裏切られたので続きやります。
こうして、贄になったハンター達は死に俺は一人取り残された。
最悪だ、ふざけんな。
いやそうは文句を言っても仕方ないのは分かっている、これはあくまで記憶の中だ。記憶を辿るならもう一度体験するしかない。
そうやってしまった扉の前で項垂れていると、唐突に地面が震え出す。地震か、と思い周囲を確認する。
すると、どうだ。トーテムポールが地面に沈んでいるではないか。
意味が分からない、トーテムポールは神?を象徴している、それを下げたら何がある?
……そう思った次の瞬間、俺はハッとした。
祝祭、神からの祝祭。
神からの祭り、祝い事。祝い事の準備が今から始まるのだ。
「っ、ふざけんな!」
そう叫んでも助けは来ない。どうせ今の俺が体を動かしても記憶の通り動かされるのだ。
最早諦め、俺は勝手に動く体と口に自由を預けた。
「……祝い事がどうかマシなことを祈るしかない」
俺はそう言いながら骸骨剣士元い処刑者の近くに向かう。
ギミックにしてもかなり作り込まれている。ゲート自体が別世界に繋がっているので、正直どの文明のものでどんな歴史があるかなんて知らない。

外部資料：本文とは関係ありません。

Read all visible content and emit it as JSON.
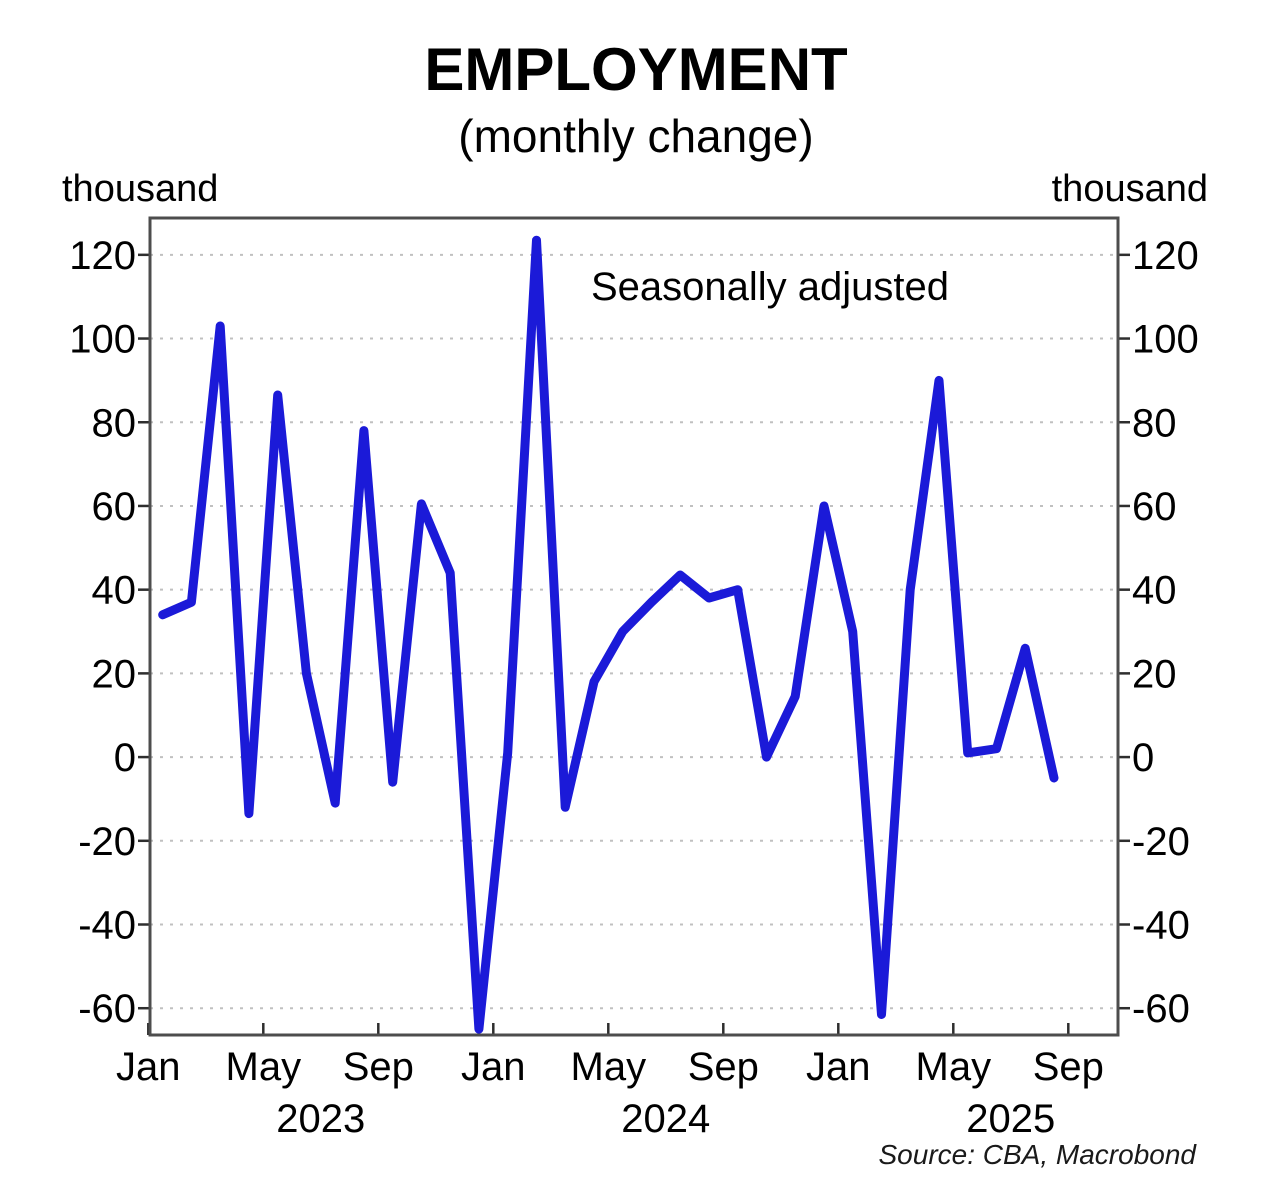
{
  "header": {
    "title": "EMPLOYMENT",
    "subtitle": "(monthly change)"
  },
  "axis": {
    "unit_left": "thousand",
    "unit_right": "thousand"
  },
  "annotation": {
    "label": "Seasonally adjusted"
  },
  "source": {
    "label": "Source: CBA, Macrobond"
  },
  "colors": {
    "line": "#1b1ad8",
    "annotation": "#1b1ad8",
    "grid": "#c0c0c0",
    "frame": "#4d4d4d",
    "tick": "#2e2e2e"
  },
  "chart_data": {
    "type": "line",
    "title": "EMPLOYMENT",
    "subtitle": "(monthly change)",
    "ylabel": "thousand",
    "ylim": [
      -66.4,
      128.8
    ],
    "y_ticks": [
      120,
      100,
      80,
      60,
      40,
      20,
      0,
      -20,
      -40,
      -60
    ],
    "grid": "horizontal-dotted",
    "legend_position": "none",
    "x_tick_labels": [
      "Jan",
      "May",
      "Sep",
      "Jan",
      "May",
      "Sep",
      "Jan",
      "May",
      "Sep"
    ],
    "year_labels": [
      "2023",
      "2024",
      "2025"
    ],
    "series": [
      {
        "name": "Seasonally adjusted",
        "color": "#1b1ad8",
        "x": [
          "2023-01",
          "2023-02",
          "2023-03",
          "2023-04",
          "2023-05",
          "2023-06",
          "2023-07",
          "2023-08",
          "2023-09",
          "2023-10",
          "2023-11",
          "2023-12",
          "2024-01",
          "2024-02",
          "2024-03",
          "2024-04",
          "2024-05",
          "2024-06",
          "2024-07",
          "2024-08",
          "2024-09",
          "2024-10",
          "2024-11",
          "2024-12",
          "2025-01",
          "2025-02",
          "2025-03",
          "2025-04",
          "2025-05",
          "2025-06",
          "2025-07",
          "2025-08"
        ],
        "values": [
          34,
          37,
          103,
          -13.5,
          86.5,
          20,
          -11,
          78,
          -6,
          60.5,
          44,
          -65,
          1,
          123.5,
          -12,
          18,
          30,
          37,
          43.5,
          38,
          40,
          0,
          14.5,
          60,
          30,
          -61.5,
          40,
          90,
          1,
          2,
          26,
          -5
        ]
      }
    ]
  }
}
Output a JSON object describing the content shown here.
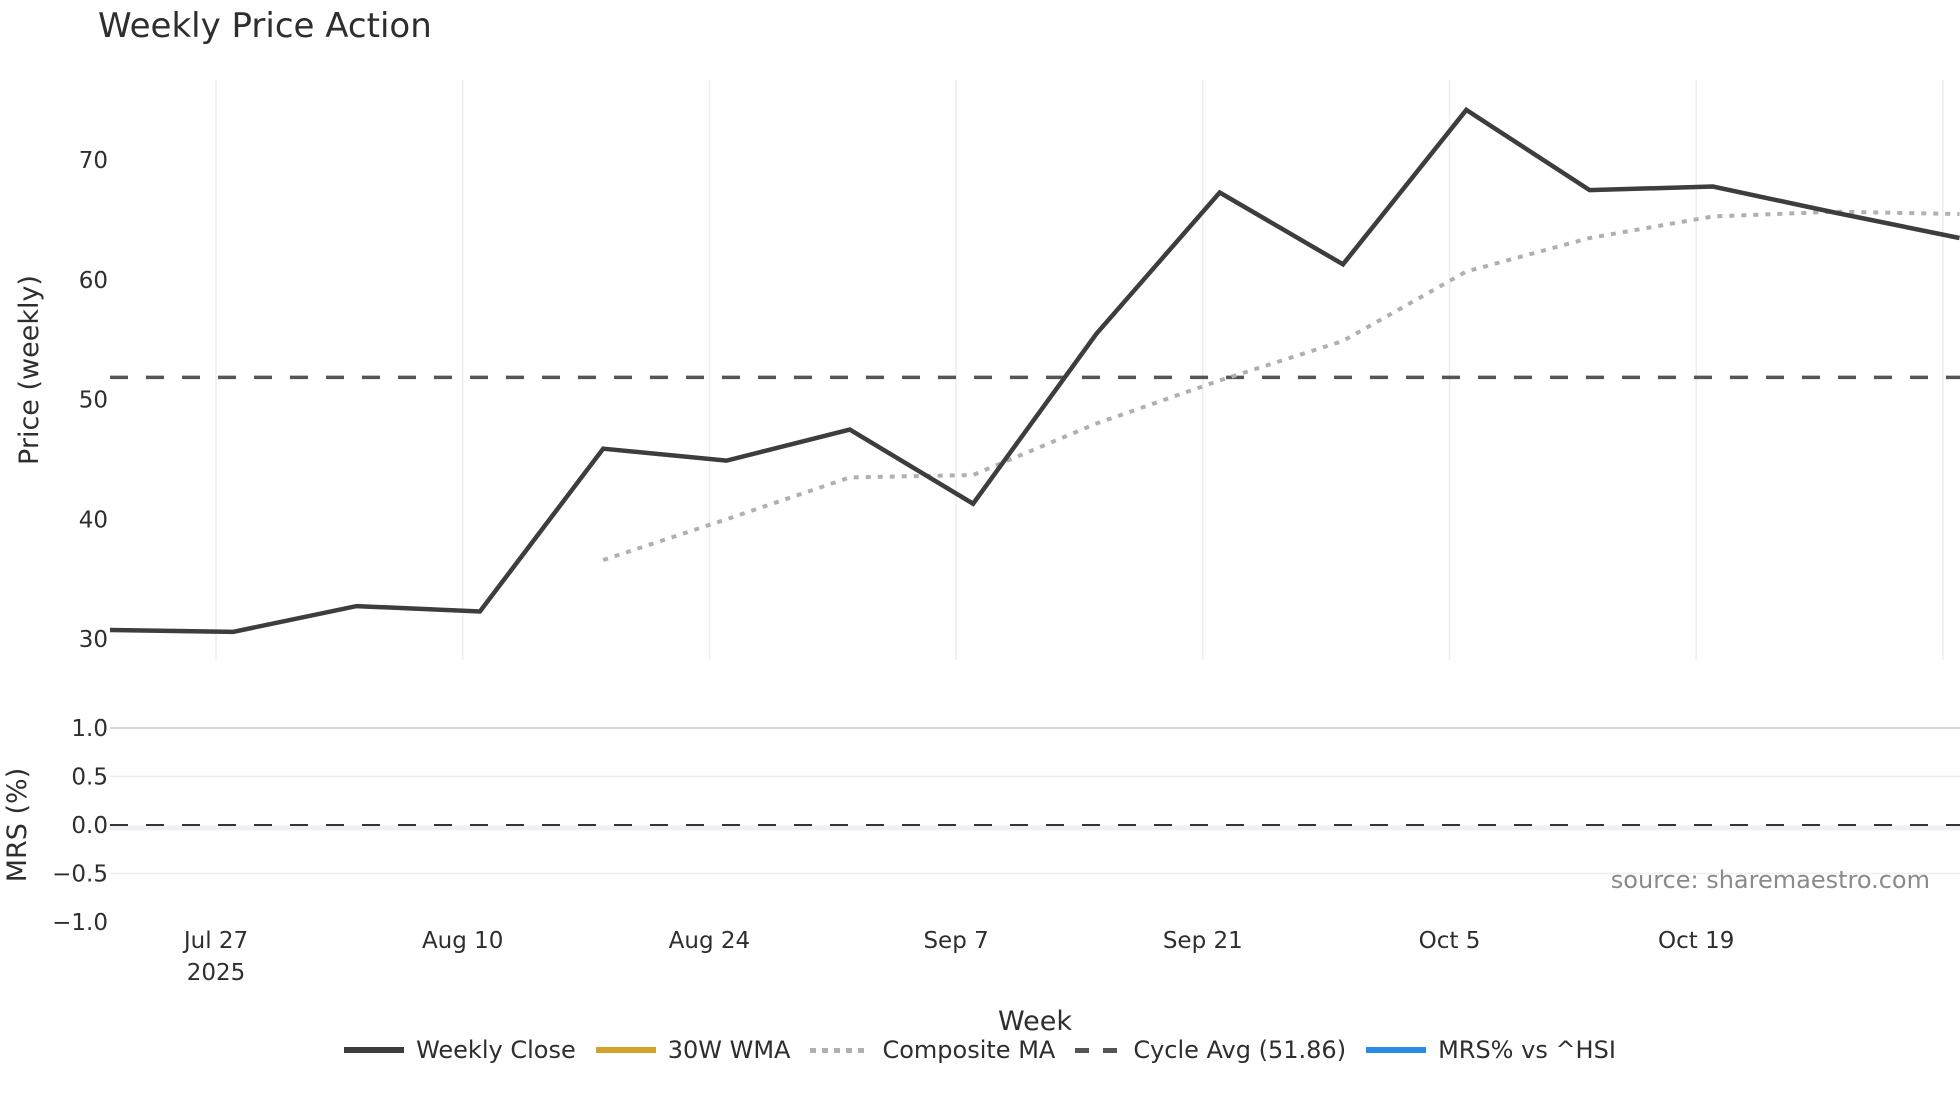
{
  "title": "Weekly Price Action",
  "source": "source: sharemaestro.com",
  "xlabel": "Week",
  "colors": {
    "weekly_close": "#3d3d3d",
    "wma30": "#d4a12a",
    "composite_ma": "#b0b0b0",
    "cycle_avg": "#555555",
    "mrs": "#2a8ce6",
    "grid": "#eceef1"
  },
  "legend": [
    {
      "label": "Weekly Close",
      "style": "solid",
      "color": "#3d3d3d"
    },
    {
      "label": "30W WMA",
      "style": "solid",
      "color": "#d4a12a"
    },
    {
      "label": "Composite MA",
      "style": "dotted",
      "color": "#b0b0b0"
    },
    {
      "label": "Cycle Avg (51.86)",
      "style": "dashed",
      "color": "#555555"
    },
    {
      "label": "MRS% vs ^HSI",
      "style": "solid",
      "color": "#2a8ce6"
    }
  ],
  "chart_data": [
    {
      "type": "line",
      "title": "Weekly Price Action",
      "xlabel": "Week",
      "ylabel": "Price (weekly)",
      "ylim": [
        27.5,
        76
      ],
      "yticks": [
        30,
        40,
        50,
        60,
        70
      ],
      "xticks": [
        {
          "label": "Jul 27",
          "sub": "2025",
          "date": "2025-07-27"
        },
        {
          "label": "Aug 10",
          "date": "2025-08-10"
        },
        {
          "label": "Aug 24",
          "date": "2025-08-24"
        },
        {
          "label": "Sep 7",
          "date": "2025-09-07"
        },
        {
          "label": "Sep 21",
          "date": "2025-09-21"
        },
        {
          "label": "Oct 5",
          "date": "2025-10-05"
        },
        {
          "label": "Oct 19",
          "date": "2025-10-19"
        },
        {
          "label": "",
          "date": "2025-11-02"
        }
      ],
      "grid": true,
      "legend_position": "bottom",
      "x": [
        "2025-07-21",
        "2025-07-28",
        "2025-08-04",
        "2025-08-11",
        "2025-08-18",
        "2025-08-25",
        "2025-09-01",
        "2025-09-08",
        "2025-09-15",
        "2025-09-22",
        "2025-09-29",
        "2025-10-06",
        "2025-10-13",
        "2025-10-20",
        "2025-10-27",
        "2025-11-03"
      ],
      "series": [
        {
          "name": "Weekly Close",
          "style": "solid",
          "values": [
            30.75,
            30.6,
            32.75,
            32.3,
            45.9,
            44.9,
            47.5,
            41.3,
            55.5,
            67.3,
            61.3,
            74.2,
            67.5,
            67.8,
            65.6,
            63.5
          ]
        },
        {
          "name": "30W WMA",
          "style": "solid",
          "values": []
        },
        {
          "name": "Composite MA",
          "style": "dotted",
          "values": [
            null,
            null,
            null,
            null,
            36.6,
            40.0,
            43.5,
            43.7,
            48.0,
            51.6,
            54.9,
            60.7,
            63.5,
            65.3,
            65.7,
            65.5
          ]
        },
        {
          "name": "Cycle Avg (51.86)",
          "style": "dashed",
          "constant": 51.86
        }
      ]
    },
    {
      "type": "line",
      "ylabel": "MRS (%)",
      "ylim": [
        -1.0,
        1.0
      ],
      "yticks": [
        "1.0",
        "0.5",
        "0.0",
        "−0.5",
        "−1.0"
      ],
      "series": [
        {
          "name": "MRS% vs ^HSI",
          "values": []
        },
        {
          "name": "Zero line",
          "style": "dashed",
          "constant": 0.0
        }
      ]
    }
  ]
}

トーテムポールが沈み込んで、暫く経った頃にまた地面が動き出す音が響く。
「(なんだ?何が起きて……)」
そして、俺は痛感した。
これは、夢の再来だ。
地面が動いて、そこから発生したものは穴。
どうやら魔物達を死ぬほど吐き出させる程の穴なのは、嫌という程分かった。
カラスが、集合体恐怖症の人には悪いとしか言うほどの数集っているのだ。
ここまで集っているのなら魔物に攻撃でもしてくれよと思うが、そんな事は起きなかった。
そして、俺はゆっくりと真ん中に向かっていく。
壁際はいけない、とすぐに判断した。いくら扉が開くかもしれないと思っても壁際はすぐに追い込まれるだろう。
まぁ、結局……
真ん中に行っても、変わらないのだが。
「クソッ……!生き残ってもいい権利くらいあるだろ……!」
悪態をつきながら語る。だが俺がもっと上手くやれば何とかなったのかもしれない。
そうして後悔が胃の中に付け足され、俺は真ん中の処刑者の所にたどり着く。
こいつは祝祭が始まったことにより、処刑者としての仕事を終えて休んでいる。
何とも、事務的な奴だ。しかしこいつが俺を殺さないのでまだマシだ。トーテムポールの中に入って死にに行く気はない。
処刑者に体を預け、俺は魔物達を見つめる。
奴らに立ち向かう為に俺が持っていた鞄に向けて関節から手首がない腕を伸ばした。
しかし、ヒュンと俺の左腕の感覚が完全に天に浮いた。
俺の左腕は宙を舞っていた。何かと見渡せば、魔物がダーツを起動して俺の左腕を巻き込んだようだ。
そうか、夢も……この状況だったな。
逆転できるか?
「今こうして、俺が死にかけてなきゃな……」
*生存者ペナルティが発生しました。レベルがダウンします。
何か見えないか?いや、痛みで意識が朦朧としているだけか。
あの時の夢の言葉の通りに俺はセリフを吐いた。
どうせ抗ったって死ぬ運命は避けられないのだ。だから、俺はこうして魔物達を見つめるしかない。
傍観の姿勢を貫き続ける。
最後の一服くらいさせて欲しい、と思って何かないかとポケットを探るとコンビニのレシートと五円玉が出てきた。
そうか、こいつか。
あの時俺が投げたものはコンビニ帰りのお釣りの五円玉だった……ご縁がありますようにってか。ふざけんな。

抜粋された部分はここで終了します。